No es que esté especialmente pesimista, ni que el nihilismo crónico me haya invadido, no, pero a veces me hago una reflexión profunda, que nunca hasta ahora me he sabido contestar. ¿Para qué fue creado el ser humano? ¿Qué función cumple en la naturaleza o, si algunos prefieren, en la Creación? Los animales, todos y nosotros pertenecemos a un grupo, una especie y dentro de ella a varias razas que están diseñados para cosas concretas. Esto es, cumplen funciones concretas dentro del complicadísimo engranaje de la naturaleza. Todo está interconectado: el aleteo de la mariposa que provoca el tornado 10.000 millas lejos.



Los insectos, por ejemplo, son alimento de muchas especies, aves sobre todo o plantígrados. Producen miel y cera, construyen, horadan y ventilan, hacen llegar al agua más abajo de la superficie, llevan polen, crean la base de las flores y las frutas, limpian, barren, eliminan materia muerta putrefacta y un millón de actividades más.

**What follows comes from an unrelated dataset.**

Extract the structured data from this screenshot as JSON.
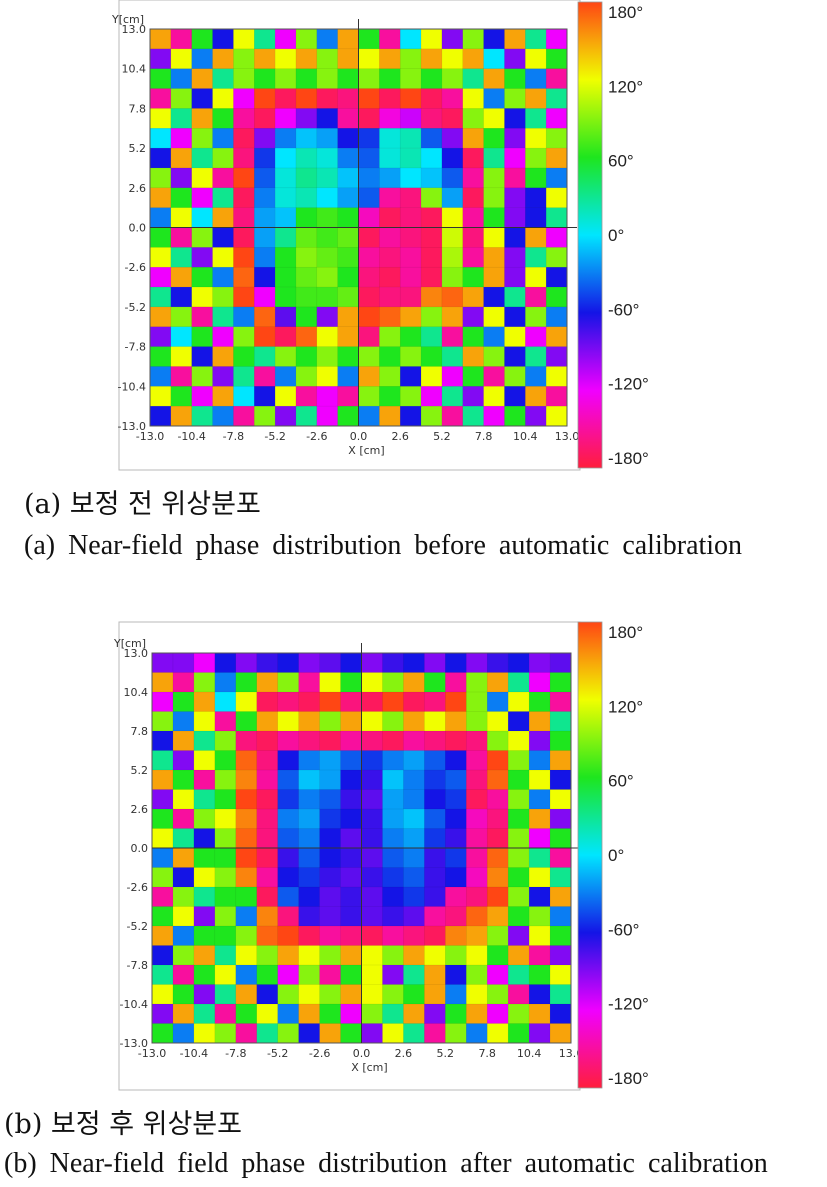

Las aves, los invertebrados, los proboscidios, los marsupiales, los... hasta el ornitorrinco, y no digamos el castor, que hace puentes y presas. Y los que comen semillas y las defecan lejos y las hacen crecer con abono en lugares distintos, repoblando, dando vida nueva, colaborando, cooperando.
Y las fieras, los carnívoros, los controladores de poblaciones que crecen desmedidas, los depredadores. De vivos y de muertos, hienas, buitres, chacales, gusanos, cucarachas, babosas. Miles de especies dedicadas todas a hacer actividades que propician la vida del planeta y la colaboración entre especies.
El ser humano es el depredador supremo, y no tiene más enemigo que él mismo. Se autocontrola con guerras, asesinatos y accidentes. Y algún virus o bacteria también.
La aparición de la espada fue impresionante, pero la de las armas de fuego y las ametralladoras cambiaron muchas cosas en este mundo.
No servimos de comida, no servimos para mejorar nada, o mejoramos un 10% de lo que estropeamos. Necesitamos mucho espacio, mucha agua, mucho aire, mucho alimento, mucho fuego, muchos animales,
mucho adorno, mucho material, mineral, fósil, sólido, líquido, gaseoso. Nos cuidamos, evitamos la muerte, alargamos la edad de vida, inventamos artilugios, pero que en sí nada favorecen al planeta ni a otras especies. No colaboramos. Al contrario. El transporte aéreo, por ejemplo, gasta oxígeno, combustibles no renovables, emite CO2, exige materiales raros, aleaciones complicadas, titanio, selenio, radio, rodio, cesio, berilio.
Usamos cementos, aceros, hierros, desmontamos montañas, contaminamos mares y océanos. Coches, máquinas, plásticos, residuos, basuras, deshechos radiactivos.
Nos creemos algo, y no somos nada, nefastos, atrevidos, bárbaros, depredadores.
La conclusión, se la dejo a Vds. La moraleja bien clara que está. La solución, complicada.